Egbert Thoroughgood, de noventa y nueve, el que había estado en el «Dólar Soñoliento» mientras Claude Heroux afinaba su hacha para tocar la marcha fúnebre para cuatro hombres, despertó en el mismo instante, se levantó y dejó escapar un grito oxidado que nadie oyó. Había soñado con Claude, pero Claude iba en busca de él. Un momento después de bajar el hacha, Thoroughgood había visto su propia mano cortada enroscándose sobre el mostrador.

Algo anda mal —pensó, a su manera confusa, asustada y temblando en su pijama manchado de orina—. Algo anda horriblemente mal.

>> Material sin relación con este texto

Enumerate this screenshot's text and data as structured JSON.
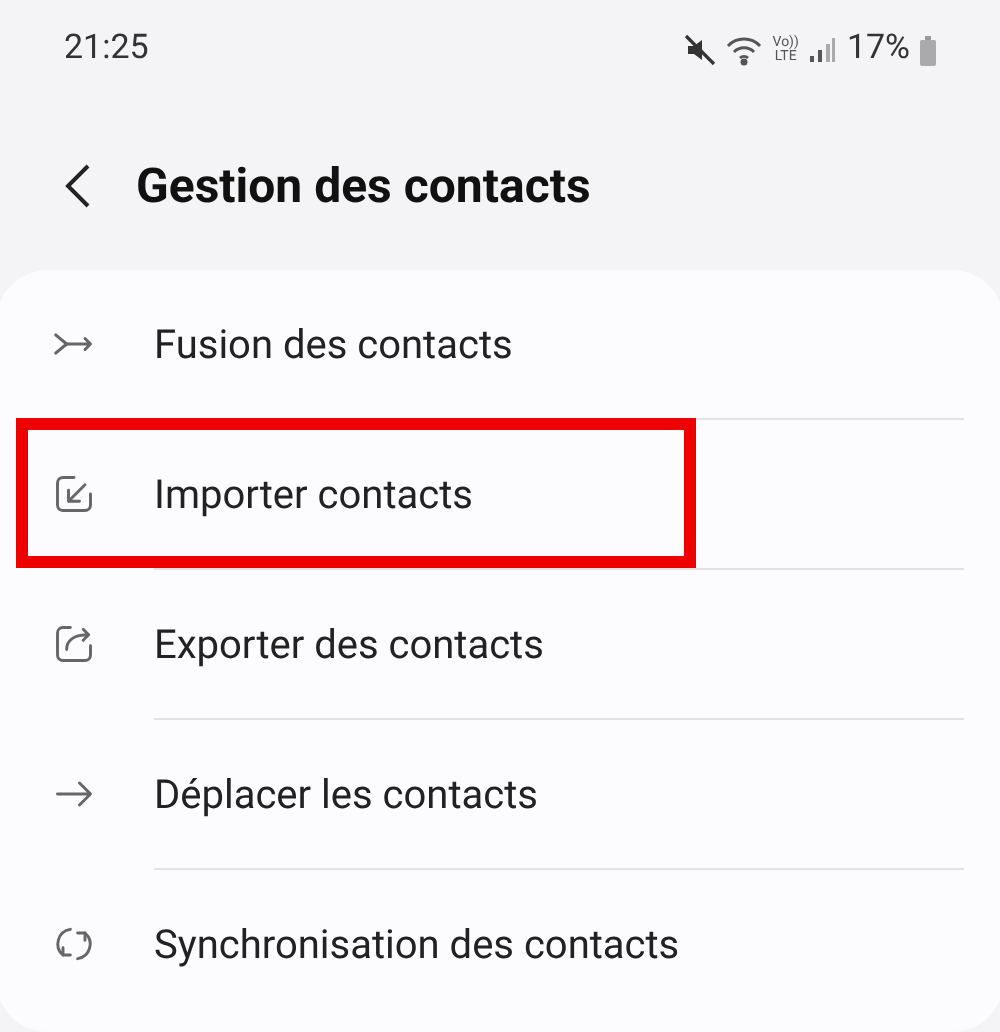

Dave Gardener, el que descubrió el cuerpo mutilado de George Denbrough en octubre de 1957, y cuyo hijo descubrió la primera víctima de este nuevo ciclo, a comienzos de la primavera, abrió los ojos a las cinco en punto y pensó, aun antes de mirar el reloj del armario: El reloj de la Gracia no ha tocado la hora. ¿Qué pasa? Sentía un miedo grande, mal definido. Con los años, Dave había prosperado. En 1965 había comprado el Shoeboat, que ya tenía sucursales en la gran galería de Derry y en Bangor. De pronto, todas esas cosas, las cosas a las que había dedicado la vida, parecían estar en peligro. ¿De qué? —gritó ante sí mismo, mirando a su mujer dormida—. ¿De qué? ¿Cómo puedes estar tan inquieto sólo porque ese reloj no ha dado la hora? Pero no hubo respuesta.